When Leslie Green, Hanger Clinic‘s patient advocate and bilateral amputee, lost her legs, she felt alone.
“Hearing the words ‘We’re going to amputate your leg,’ the minute you hear that. It’s nothing short of abject terror,” Green said. “Instant aloneness, because you’re told this is going to happen, but nobody has anything to give you to make your way through this.”
Things have changed since then technologically. And also, thanks to Green’s advocacy, the community has grown.
“My goal… to change people’s perception and experience,” Green said. “From the moment that they diagnose someone as needing an amputation, that person no longer has to be alone in figuring it out. We’re right there to come alongside.”

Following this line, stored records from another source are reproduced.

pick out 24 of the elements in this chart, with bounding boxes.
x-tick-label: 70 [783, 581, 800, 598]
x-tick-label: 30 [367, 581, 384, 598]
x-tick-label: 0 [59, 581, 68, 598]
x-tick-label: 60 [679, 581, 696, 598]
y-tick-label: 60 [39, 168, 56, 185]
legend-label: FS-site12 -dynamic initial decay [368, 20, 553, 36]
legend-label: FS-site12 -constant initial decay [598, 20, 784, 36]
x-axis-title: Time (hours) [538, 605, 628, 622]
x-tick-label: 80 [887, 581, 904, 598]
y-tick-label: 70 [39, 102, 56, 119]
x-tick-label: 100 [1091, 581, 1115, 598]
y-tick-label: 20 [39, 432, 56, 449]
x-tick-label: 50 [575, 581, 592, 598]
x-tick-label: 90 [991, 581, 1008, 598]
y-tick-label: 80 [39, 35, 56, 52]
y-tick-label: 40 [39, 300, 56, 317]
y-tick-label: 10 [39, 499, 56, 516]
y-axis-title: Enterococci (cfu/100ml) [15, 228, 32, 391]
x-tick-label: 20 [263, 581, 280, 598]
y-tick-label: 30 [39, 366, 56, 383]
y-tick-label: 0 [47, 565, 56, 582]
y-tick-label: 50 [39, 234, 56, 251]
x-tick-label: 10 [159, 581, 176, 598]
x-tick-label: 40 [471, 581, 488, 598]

Navigating a prosthetic is a learning curve both physically and mentally.
“It takes time to develop gait, and it takes practice, and it takes belief that you can do it,” Green said.
At Hangar Clinic in La Crosse on Thursday, patients tested out new prosthetic limb technology. The new models for knee and foot involve microprocessor tech. That allows for easier movement.
“We’ve had a lot of really successful trials and a lot of really positive feedback,” said Craig Armstrong, a prosthetist with Proetor. “Lives are often changed, and that’s one of the things I like about working in this industry.”